Found in highest amounts in dairy foods including milk, yoghurt and cheese, a rise in a number of people avoiding dairy, or replacing it with plant based milks (which are not always fortified with calcium) appears to have had an impact on our calcium intake. Data from this recent survey suggested that up to ¾ of females did not meet the recommended intakes of calcium required for optimal bone health, muscle function and heart rate regulation. With up to ½ of all Aussie women impacted by osteopenia, or brittle bones, especially as we get older, ensuring you include at least 2-3 serves of calcium rich dairy, or high calcium alternatives such as fortified soy or almond milk is crucial.

Iron

It is well documented that at least 1 in 4 Aussie women have low iron stores, which can leave you feeling fatigued, breathless and lightheaded, which is in line with data that shows 1 in 4 Aussie women do not meet their recommended daily intake of iron from food. For meat eaters, ideally small portions of lean red meat will be included in the diet 3-4 times each week to ensure the body has access to enough well absorbed iron. For those who prefer a plant based lifestyle including a plant sources of iron from wholegrains, legumes, nuts, seeds and green vegetables at every meal will help to ensure the body gets enough dietary iron. A couple of tablespoons of 100% Mayver’s Nut spread will offer close to 1mg of iron, and as such is a great, nutrient rich addition to any plant based diet.

Omega-3 Fat

A special fat nutritionally, Omega-3’s found in oily fish, as well as nuts and seeds plays a key anti-inflammatory role in the body, important for health and disease prevention long term. Despite this, it is estimated that fewer than 20% of Australians get enough of these important fats. While oily fish is one of the richest natural sources of Omega-3 fat, fortified foods including the new Mayver’s Omega-3 Super Peanut Butter can play a key role in bumping up the entire families intake of Omega-3, and in particular DHA, a type of Omega-3 known to have distinct health benefits.

Iodine

A micronutrient that is crucial for optimal thyroid function, and as such one that heavily influences our metabolism, the importance of iodine in our diets is rarely mentioned unless you are pregnant.  What is important to know is that as Australian soil is relatively low in iodine, and as such iodine deficiency becoming increasingly common and is a common cause of thyroid health issues. Low iodine levels are also linked to poor brain development in children and impaired cognitive function in adults. Keeping this in mind, if you are not a regular consumer of seafood, it may pay to add it to the menu a little more frequently as seafood, especially shellfish such as prawns, mussels and oysters offer relatively large amounts of iodine. For non-seafood eaters, choosing an iodized salt is the next best step to ensure you are getting iodine in your diet on a daily basis.

Magnesium

A mineral that is important for muscle contraction and recovery, blood glucose regulation and immune function, it is a low overall intake of fresh fruits, veges and wholegrains that likely explains why a 1/3 of Aussie women are not getting enough magnesium on a daily basis. Found in a wide range of foods including avocado, leafy green veges, nuts, seeds and seafood, an adult requires at least 300mg of magnesium each day for optimal functioning. In food terms this means that a daily serve of nuts and seeds, or Mayver’s Nut Spread, along with 7-10 serves of fresh fruit and veges as well as wholegrains where possible is key to ensuring you are getting enough magnesium.

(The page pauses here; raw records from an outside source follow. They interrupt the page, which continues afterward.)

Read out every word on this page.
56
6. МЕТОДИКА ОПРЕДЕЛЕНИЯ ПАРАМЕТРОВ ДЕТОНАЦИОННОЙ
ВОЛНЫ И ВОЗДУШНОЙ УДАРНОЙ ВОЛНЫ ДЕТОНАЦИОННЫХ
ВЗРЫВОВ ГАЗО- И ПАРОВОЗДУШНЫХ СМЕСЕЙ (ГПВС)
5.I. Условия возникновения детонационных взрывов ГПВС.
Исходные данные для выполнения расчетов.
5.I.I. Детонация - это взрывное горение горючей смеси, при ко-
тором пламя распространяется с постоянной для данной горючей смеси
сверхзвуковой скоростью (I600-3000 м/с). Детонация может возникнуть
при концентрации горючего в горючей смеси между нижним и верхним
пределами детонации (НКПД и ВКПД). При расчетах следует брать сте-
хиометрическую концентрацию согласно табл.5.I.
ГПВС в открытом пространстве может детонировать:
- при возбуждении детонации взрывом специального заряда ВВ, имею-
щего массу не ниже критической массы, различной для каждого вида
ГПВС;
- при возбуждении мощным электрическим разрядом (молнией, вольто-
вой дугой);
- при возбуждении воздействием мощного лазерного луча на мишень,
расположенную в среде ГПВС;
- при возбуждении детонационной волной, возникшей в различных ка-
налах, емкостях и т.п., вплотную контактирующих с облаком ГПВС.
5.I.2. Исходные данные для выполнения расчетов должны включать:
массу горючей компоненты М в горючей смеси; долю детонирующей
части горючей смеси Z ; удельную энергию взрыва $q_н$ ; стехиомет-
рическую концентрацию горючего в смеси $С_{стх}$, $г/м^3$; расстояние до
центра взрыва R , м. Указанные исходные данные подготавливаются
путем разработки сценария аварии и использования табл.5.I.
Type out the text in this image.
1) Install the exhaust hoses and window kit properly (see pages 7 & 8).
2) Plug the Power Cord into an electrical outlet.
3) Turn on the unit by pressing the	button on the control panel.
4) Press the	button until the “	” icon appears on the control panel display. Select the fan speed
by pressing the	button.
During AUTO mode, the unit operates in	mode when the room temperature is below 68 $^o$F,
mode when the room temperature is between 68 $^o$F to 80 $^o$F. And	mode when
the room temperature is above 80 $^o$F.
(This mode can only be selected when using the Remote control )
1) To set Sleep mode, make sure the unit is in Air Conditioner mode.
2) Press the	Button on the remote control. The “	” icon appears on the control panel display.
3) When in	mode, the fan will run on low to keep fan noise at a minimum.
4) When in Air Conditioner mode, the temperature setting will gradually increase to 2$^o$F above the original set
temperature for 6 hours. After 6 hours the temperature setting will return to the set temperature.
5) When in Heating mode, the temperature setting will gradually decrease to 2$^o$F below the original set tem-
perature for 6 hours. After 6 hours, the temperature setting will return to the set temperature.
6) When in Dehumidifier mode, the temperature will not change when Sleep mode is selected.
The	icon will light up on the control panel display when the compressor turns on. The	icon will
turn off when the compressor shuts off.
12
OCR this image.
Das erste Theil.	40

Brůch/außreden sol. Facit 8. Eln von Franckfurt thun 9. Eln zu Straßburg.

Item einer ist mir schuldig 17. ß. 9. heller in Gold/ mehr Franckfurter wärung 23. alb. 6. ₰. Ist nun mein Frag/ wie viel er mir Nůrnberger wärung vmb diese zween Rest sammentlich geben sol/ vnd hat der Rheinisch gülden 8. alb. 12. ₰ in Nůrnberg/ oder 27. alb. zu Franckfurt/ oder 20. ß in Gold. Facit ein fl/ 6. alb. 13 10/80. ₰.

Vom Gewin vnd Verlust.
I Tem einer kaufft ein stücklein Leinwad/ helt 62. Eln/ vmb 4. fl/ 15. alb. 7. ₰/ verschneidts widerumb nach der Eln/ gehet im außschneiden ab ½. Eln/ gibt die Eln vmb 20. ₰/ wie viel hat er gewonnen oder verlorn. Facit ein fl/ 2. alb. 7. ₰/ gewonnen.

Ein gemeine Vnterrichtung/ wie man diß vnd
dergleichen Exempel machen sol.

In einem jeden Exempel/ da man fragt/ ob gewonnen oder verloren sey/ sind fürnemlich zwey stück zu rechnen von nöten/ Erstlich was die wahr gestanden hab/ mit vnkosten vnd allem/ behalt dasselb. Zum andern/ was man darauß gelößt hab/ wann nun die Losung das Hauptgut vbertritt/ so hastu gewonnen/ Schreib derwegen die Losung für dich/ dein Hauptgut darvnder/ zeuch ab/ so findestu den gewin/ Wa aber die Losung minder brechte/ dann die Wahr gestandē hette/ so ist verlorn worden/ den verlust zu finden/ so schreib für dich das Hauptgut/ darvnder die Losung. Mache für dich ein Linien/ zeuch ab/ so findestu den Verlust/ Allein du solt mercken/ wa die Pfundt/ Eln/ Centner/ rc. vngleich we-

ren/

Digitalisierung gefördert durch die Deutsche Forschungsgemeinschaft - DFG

Recipe: Peanut Butter Slice

Serves 16-20

Ingredients

1 cup Mayver’s Smooth Peanut Butter
2 cups oats
1/3 cup reduced sugar cranberries
1/3 cup pepitas
1/3 cup slivered almonds
50g butter
1/3 cup maple syrup (or any sugar)
1/2 cup dark choc bits

Method

1. Combine dry ingredients.
2. Warm peanut butter over low heat with syrup and butter.
3. Mix through dry mix and pat into baking dish lined with baking paper.
4. Freeze for 2hrs and cut into pieces.